Bazilika’dan çıktıktan sonra Piazza del Popolo meydanı yönünde ilerleyip meydana göz atmakta fayda var. Piazza del Popolo’da belediye yapısı, postane gibi kamusal kuruluşlar ve günlük ticarete yönelik dükkanlar var. Belirtmekte yarar görüyorum ki, dükkanlar en fazla öğlen saat 1’e kadar açık kalıyor, sonrasında 4-5’e kadar kapalı oluyor. Bu saatten sonra ise çok az bir kısmı açılıyor, olur da bir şeye ihtiyacınız olursa bunu göz önünde bulundurmalısınız.
Municipio (Belediye) yapısını geçtikten sonra hafif soldan devam ederseniz Santa Lucia kilisesi’nin yanındaki güzel terastan Alberobello Trullilerinin anııtsallaştığı bölümü görebilirsiniz.
Anıtsal bölgeye geçmeden önce kilsenin önünden soluna doğru yürüyüp, hala konut olarak kullanılan Trullileri görmenizi tavsiye ederim. İnsanların evlerinin önünde sandalyeleriyle oturduğu, sokakta cocukların koşuşturduğu bölgede hayatın hala nasıl devam ettiğini görmek gerçekten çok güzel. ayrıca bu bölge de bir de müze bulunmakta. Önceleri “Casa Pezzolla” olarak anılan yapı günümüzde Territorio Müzesi olarak geçiyor. 18. yüzyıldan günümüze kullanılan yapı, Giulio Antonio Acquaviva di Aragona’nın kişisel doktoru Giacomo Pezzollo’ya ait olması nedeniyle “Casa Pezzolla” (Pezzolla Konağı) olarak anılmıştır.Küçük bir şöminesi ve t3ek yatak atılabilecek küçük bir girintisi olan bir trullodan büyüyen yapı eklenen odalarla büyümüş ve iki anıtsal cephesiyle tanınır hale gelmiştir. Cephelerinden birinde harç kullanılması nedeniyle kimilerine göre trullo olmayan bu yapı Barok geleneğini iç dekorasyonu ile devam ettirmiştir. Çatısı tek kubbeli alternatifleri yerine İki sivri uçlu, kemerle bağlanan bir örtü şeklinde tasarlanmıştır.
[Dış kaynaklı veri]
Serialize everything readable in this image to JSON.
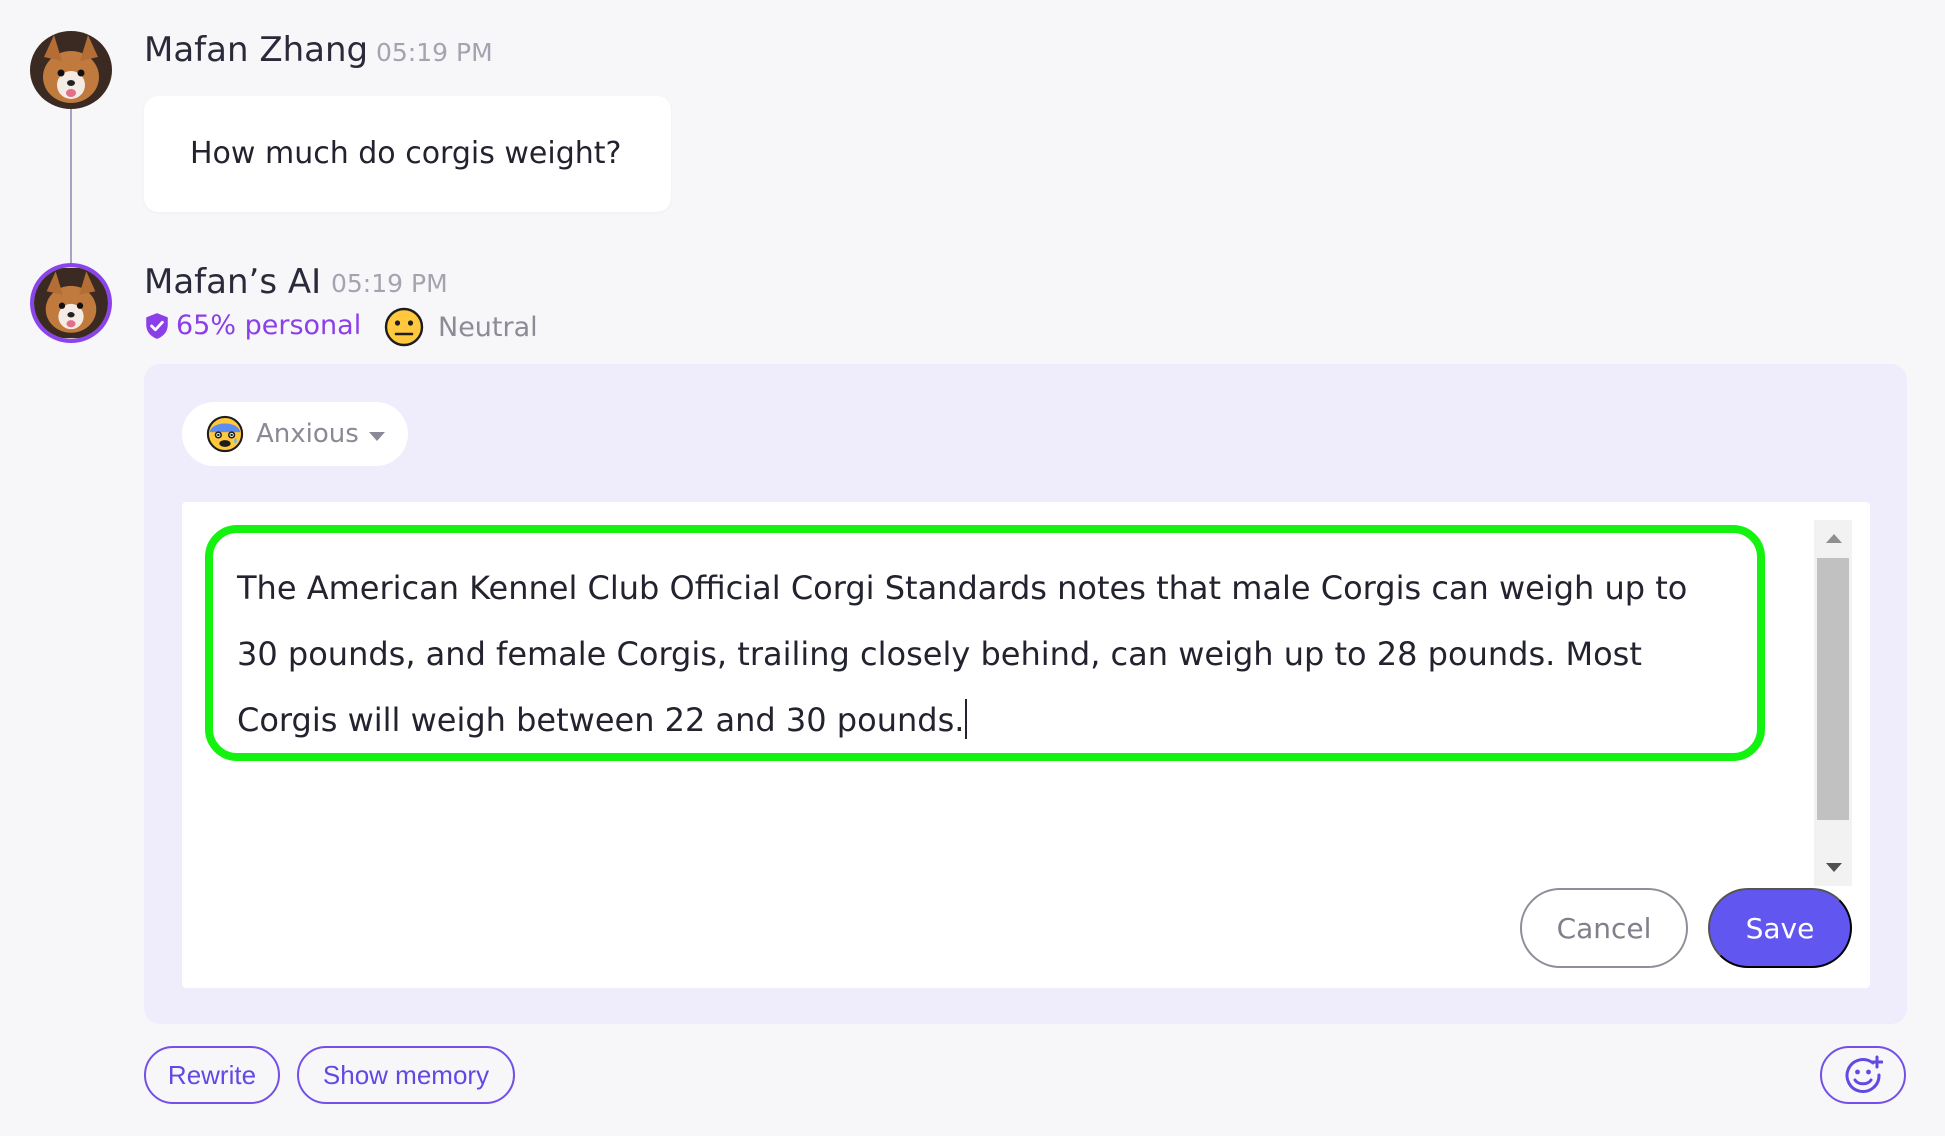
{
  "thread": {
    "user_message": {
      "author": "Mafan Zhang",
      "time": "05:19 PM",
      "text": "How much do corgis weight?",
      "avatar_icon": "corgi-avatar"
    },
    "ai_message": {
      "author": "Mafan’s AI",
      "time": "05:19 PM",
      "personal_label": "65% personal",
      "mood_label": "Neutral",
      "mood_icon": "neutral-face-icon",
      "avatar_icon": "corgi-avatar",
      "accent_color": "#8b43ee"
    }
  },
  "editor": {
    "mood_select": {
      "value": "Anxious",
      "icon": "anxious-face-icon"
    },
    "text": "The American Kennel Club Official Corgi Standards notes that male Corgis can weigh up to 30 pounds, and female Corgis, trailing closely behind, can weigh up to 28 pounds. Most Corgis will weigh between 22 and 30 pounds.",
    "highlight_color": "#14f310",
    "cancel_label": "Cancel",
    "save_label": "Save",
    "save_color": "#6256f0"
  },
  "actions": {
    "rewrite_label": "Rewrite",
    "show_memory_label": "Show memory",
    "add_reaction_icon": "add-emoji-icon"
  }
}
Yapı 1986’da Belediye tafarından alınmış ve 1993-1997 yılları arasında orjinaline uygun restore edilerek trullilerin korunması ve tanıtılmasına yönelik bir müze haline getirilmiştir. Günümüzde müze modern bilgilendirme sistemlerini içeren ve sergi alanı bulunan bir tarihi-eğitici bir dökümantasyon alanı olarak kullanılmaktadır3. Müze 9 € karışılığında gezilebilmektedir.
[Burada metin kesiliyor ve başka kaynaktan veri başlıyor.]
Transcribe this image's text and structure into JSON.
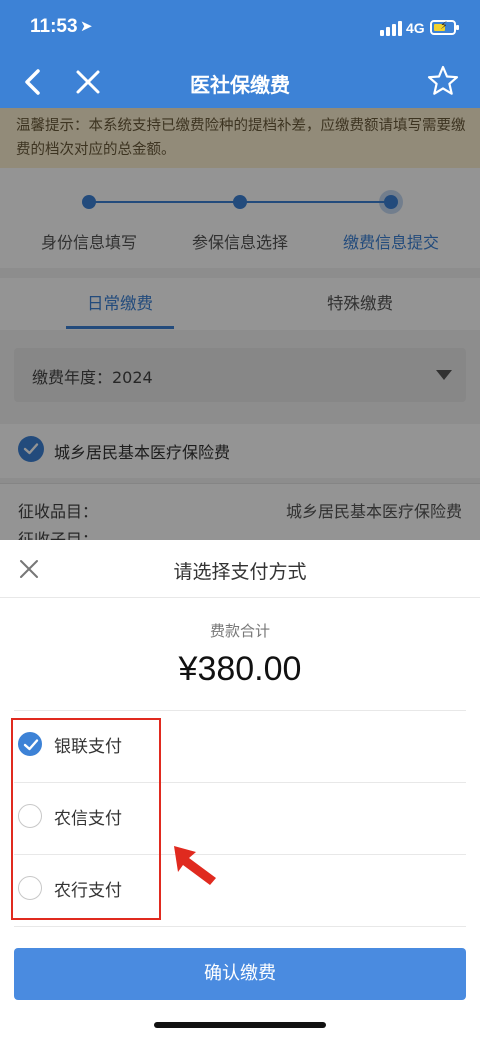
{
  "status_bar": {
    "time": "11:53",
    "network": "4G"
  },
  "nav": {
    "title": "医社保缴费"
  },
  "notice": "温馨提示：本系统支持已缴费险种的提档补差，应缴费额请填写需要缴费的档次对应的总金额。",
  "steps": [
    {
      "label": "身份信息填写"
    },
    {
      "label": "参保信息选择"
    },
    {
      "label": "缴费信息提交"
    }
  ],
  "tabs": [
    {
      "label": "日常缴费"
    },
    {
      "label": "特殊缴费"
    }
  ],
  "year_select": {
    "label": "缴费年度：2024"
  },
  "insurance_item": "城乡居民基本医疗保险费",
  "field": {
    "key": "征收品目：",
    "value": "城乡居民基本医疗保险费",
    "key2": "征收子目："
  },
  "payment_sheet": {
    "title": "请选择支付方式",
    "sum_label": "费款合计",
    "amount": "¥380.00",
    "options": [
      {
        "label": "银联支付"
      },
      {
        "label": "农信支付"
      },
      {
        "label": "农行支付"
      }
    ],
    "confirm": "确认缴费"
  },
  "colors": {
    "primary": "#3d82d6",
    "annotation": "#e02a1f",
    "notice_bg": "#fbefd0"
  }
}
Ardından trullilerin anıtsal bir biçimde bir araya geldiği diğer yakaya geçilebilir. Bu bölgeye tüm turistlerin akın ettiği Monte S. Michele Sokağı’ndan değil de Monte Nero Sokağı’ndan girerseniz hem şirin trullileri hem de güzel sokak dokusunu daha rahat gözlemleyebilirsiniz. zaten daha sonra bu sokakta diğer bir ana yol olan Monte S. Gabriele’ye bağlanmakta. Trullilerin yapımını, hediyelik eşyaları, el yapımı makarnaları ve içkileri bulabileceğini bir çok hediyelik ürün dükkana dönüşmüş trullilerin içlerinden beklenmedik süprizler çıkıyor. O nedenle hediyelik almak bir yana bu süprizler için bütün dükkanlara girmeli bana kalırsa.
Süpriz de ne derseniz, örneğin Via Duca D’Aosta’dan geçerken bir minik trullilerin yapıldığı atölye’de trullo yapım sistemini anlatan çok güzel bir maketle karşılaşmıştım.
Ya da bir başka hediyelik eşya dükkanında anıtsal Trulli bölgesinin toplu maketini bulmuştum.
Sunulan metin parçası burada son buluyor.